Chilean artist Alonsa Guevara’s upcoming solo exhibition at Anna Zorina Gallery in New York City, titled “Ceremonies,” honors life’s varying stages with renderings of “imaginary rites.” Humans, harvests, and lands are among those celebrated in the exhibition, as a collection of oil paintings on canvas. The show runs Sept. 1 through Oct. 1.
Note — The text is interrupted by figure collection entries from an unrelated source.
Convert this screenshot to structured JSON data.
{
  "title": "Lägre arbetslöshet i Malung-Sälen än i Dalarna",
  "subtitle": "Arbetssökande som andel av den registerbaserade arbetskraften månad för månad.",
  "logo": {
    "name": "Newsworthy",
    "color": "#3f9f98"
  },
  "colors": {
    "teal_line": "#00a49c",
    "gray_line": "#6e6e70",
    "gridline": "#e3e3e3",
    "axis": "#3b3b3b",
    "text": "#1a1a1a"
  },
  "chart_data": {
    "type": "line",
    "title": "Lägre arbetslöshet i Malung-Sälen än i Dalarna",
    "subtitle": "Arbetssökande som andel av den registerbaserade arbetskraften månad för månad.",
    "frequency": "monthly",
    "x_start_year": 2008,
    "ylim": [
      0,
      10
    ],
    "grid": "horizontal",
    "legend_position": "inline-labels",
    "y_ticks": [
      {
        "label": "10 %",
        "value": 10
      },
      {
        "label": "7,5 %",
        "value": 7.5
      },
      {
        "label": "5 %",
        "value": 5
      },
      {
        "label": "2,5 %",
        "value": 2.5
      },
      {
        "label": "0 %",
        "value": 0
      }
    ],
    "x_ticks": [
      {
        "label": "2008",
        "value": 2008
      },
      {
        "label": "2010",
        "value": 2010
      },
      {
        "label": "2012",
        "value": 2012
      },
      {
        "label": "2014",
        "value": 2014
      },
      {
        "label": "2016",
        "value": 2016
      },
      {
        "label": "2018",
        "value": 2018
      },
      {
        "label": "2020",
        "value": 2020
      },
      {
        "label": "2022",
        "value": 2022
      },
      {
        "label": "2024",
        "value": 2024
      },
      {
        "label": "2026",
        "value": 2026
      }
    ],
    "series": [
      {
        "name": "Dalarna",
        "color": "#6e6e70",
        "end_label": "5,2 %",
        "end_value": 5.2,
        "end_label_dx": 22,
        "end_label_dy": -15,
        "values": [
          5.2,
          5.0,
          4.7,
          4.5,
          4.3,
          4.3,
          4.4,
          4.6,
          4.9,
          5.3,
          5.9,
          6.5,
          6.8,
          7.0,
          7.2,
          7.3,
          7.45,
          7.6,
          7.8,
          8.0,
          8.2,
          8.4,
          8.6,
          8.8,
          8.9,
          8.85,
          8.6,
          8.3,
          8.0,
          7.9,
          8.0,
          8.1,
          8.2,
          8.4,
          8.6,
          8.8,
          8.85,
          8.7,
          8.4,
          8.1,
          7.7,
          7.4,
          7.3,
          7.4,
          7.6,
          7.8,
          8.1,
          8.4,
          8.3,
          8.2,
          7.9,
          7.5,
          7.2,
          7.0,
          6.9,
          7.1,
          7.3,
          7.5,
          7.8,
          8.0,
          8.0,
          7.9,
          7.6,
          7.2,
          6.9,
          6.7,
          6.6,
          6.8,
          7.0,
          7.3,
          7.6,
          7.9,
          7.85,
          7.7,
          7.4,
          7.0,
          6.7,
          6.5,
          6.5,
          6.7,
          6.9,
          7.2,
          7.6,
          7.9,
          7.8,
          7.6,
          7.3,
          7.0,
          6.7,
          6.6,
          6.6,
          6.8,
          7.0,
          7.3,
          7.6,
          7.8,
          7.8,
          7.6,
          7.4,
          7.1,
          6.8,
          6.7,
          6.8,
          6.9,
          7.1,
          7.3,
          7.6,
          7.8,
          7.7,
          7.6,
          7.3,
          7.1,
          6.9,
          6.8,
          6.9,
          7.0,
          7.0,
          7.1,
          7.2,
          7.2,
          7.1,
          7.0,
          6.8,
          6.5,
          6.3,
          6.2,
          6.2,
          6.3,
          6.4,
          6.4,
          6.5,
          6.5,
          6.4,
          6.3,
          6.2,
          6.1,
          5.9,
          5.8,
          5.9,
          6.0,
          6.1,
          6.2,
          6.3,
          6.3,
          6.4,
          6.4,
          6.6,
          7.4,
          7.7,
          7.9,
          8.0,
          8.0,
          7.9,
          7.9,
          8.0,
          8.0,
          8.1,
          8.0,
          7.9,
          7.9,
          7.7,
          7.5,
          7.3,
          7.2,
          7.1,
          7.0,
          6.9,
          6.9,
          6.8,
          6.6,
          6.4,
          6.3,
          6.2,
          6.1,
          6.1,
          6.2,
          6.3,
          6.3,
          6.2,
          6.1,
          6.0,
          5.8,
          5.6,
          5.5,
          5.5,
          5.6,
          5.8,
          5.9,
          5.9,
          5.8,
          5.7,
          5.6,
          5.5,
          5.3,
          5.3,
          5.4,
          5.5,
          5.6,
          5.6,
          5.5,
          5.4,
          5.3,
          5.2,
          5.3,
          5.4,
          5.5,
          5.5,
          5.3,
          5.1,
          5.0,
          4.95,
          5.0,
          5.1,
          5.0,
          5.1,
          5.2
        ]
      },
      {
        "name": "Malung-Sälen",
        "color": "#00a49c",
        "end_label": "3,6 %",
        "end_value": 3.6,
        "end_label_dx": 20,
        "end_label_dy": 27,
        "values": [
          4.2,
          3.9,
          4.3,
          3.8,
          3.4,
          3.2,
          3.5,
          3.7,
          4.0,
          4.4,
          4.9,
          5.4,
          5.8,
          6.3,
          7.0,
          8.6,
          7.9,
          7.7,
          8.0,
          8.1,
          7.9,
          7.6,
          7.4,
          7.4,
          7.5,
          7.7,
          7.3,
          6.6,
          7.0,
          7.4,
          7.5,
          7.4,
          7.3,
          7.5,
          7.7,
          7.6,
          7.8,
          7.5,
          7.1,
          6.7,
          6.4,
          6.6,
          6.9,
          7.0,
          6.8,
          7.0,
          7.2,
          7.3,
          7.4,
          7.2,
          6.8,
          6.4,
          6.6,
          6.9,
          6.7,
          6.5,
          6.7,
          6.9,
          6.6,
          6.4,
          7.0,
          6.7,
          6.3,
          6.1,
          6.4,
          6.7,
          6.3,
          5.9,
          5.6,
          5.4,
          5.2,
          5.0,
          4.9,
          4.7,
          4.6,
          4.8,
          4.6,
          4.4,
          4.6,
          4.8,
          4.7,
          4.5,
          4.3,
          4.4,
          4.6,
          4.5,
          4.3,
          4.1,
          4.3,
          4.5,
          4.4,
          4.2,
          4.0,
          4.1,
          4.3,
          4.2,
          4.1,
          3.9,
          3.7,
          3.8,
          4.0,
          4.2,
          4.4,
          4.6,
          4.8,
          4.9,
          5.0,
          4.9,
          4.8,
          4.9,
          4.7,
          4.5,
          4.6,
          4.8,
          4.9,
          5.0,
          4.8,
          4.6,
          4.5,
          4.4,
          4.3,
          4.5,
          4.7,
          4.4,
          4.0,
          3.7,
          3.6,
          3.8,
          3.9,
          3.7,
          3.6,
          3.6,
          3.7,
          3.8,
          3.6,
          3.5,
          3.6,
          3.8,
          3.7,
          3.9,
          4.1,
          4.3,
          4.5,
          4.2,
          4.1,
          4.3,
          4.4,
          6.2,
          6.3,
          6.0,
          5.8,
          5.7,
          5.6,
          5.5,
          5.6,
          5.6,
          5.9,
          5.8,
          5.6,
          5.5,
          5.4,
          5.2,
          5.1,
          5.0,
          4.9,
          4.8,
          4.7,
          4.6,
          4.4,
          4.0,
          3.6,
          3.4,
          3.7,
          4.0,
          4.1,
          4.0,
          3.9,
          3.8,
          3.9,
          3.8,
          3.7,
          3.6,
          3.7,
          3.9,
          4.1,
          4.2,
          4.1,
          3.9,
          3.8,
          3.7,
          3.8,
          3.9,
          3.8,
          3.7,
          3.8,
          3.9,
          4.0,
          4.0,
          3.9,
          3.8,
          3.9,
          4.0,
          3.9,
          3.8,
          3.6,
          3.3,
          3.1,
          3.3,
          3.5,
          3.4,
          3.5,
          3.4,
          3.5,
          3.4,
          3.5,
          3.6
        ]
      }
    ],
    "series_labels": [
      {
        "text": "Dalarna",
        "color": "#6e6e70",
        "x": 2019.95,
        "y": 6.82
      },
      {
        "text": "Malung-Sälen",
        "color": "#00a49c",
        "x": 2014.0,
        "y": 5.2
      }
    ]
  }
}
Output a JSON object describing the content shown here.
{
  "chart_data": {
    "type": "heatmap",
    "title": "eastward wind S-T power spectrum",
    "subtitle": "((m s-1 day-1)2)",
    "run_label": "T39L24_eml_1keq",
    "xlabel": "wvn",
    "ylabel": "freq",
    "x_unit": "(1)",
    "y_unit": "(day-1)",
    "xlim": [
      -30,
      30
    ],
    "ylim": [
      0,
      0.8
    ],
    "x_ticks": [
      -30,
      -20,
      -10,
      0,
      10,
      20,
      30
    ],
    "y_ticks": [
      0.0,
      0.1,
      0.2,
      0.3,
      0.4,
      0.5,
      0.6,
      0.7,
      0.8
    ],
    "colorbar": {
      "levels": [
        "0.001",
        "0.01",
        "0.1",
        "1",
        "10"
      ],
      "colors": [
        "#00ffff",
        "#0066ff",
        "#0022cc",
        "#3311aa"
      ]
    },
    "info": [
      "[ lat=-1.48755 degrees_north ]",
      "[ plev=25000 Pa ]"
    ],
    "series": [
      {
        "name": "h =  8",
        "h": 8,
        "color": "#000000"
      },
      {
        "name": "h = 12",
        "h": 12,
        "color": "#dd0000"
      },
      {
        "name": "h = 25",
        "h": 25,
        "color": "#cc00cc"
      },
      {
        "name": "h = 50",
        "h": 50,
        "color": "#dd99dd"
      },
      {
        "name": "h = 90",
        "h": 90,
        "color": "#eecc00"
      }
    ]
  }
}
Guevara hails from Rancagua, Chile, where she spent a 7-year stretch of her life in an Ecuadorian tropical forest. This backdrop sparked her love of flora, fauna, light, and colors. A release explains her current exploration of nature’s themes: “In the life-sized Ceremony portraits, unclothed bodies become one with the soil while covered with a mix of fruits, vegetables and flowers as a connection with earthly gifts. By incorporating fresh and vibrant, rotten and blemished produce, the work represents the full cycle of life, making fertility and fecundity coexist in a parallel with decay and death.”
The elevated, ominscient viewpoint of the audience is intended to make the viewer a “recipient of the rituals.” It is up to us, as viewers, to both receive and make sense of the rituals created at the hands of Guevara. The style of the paintings also hints at the cyclical nature of art, with visual allusions to the Dutch Golden Age and other eras.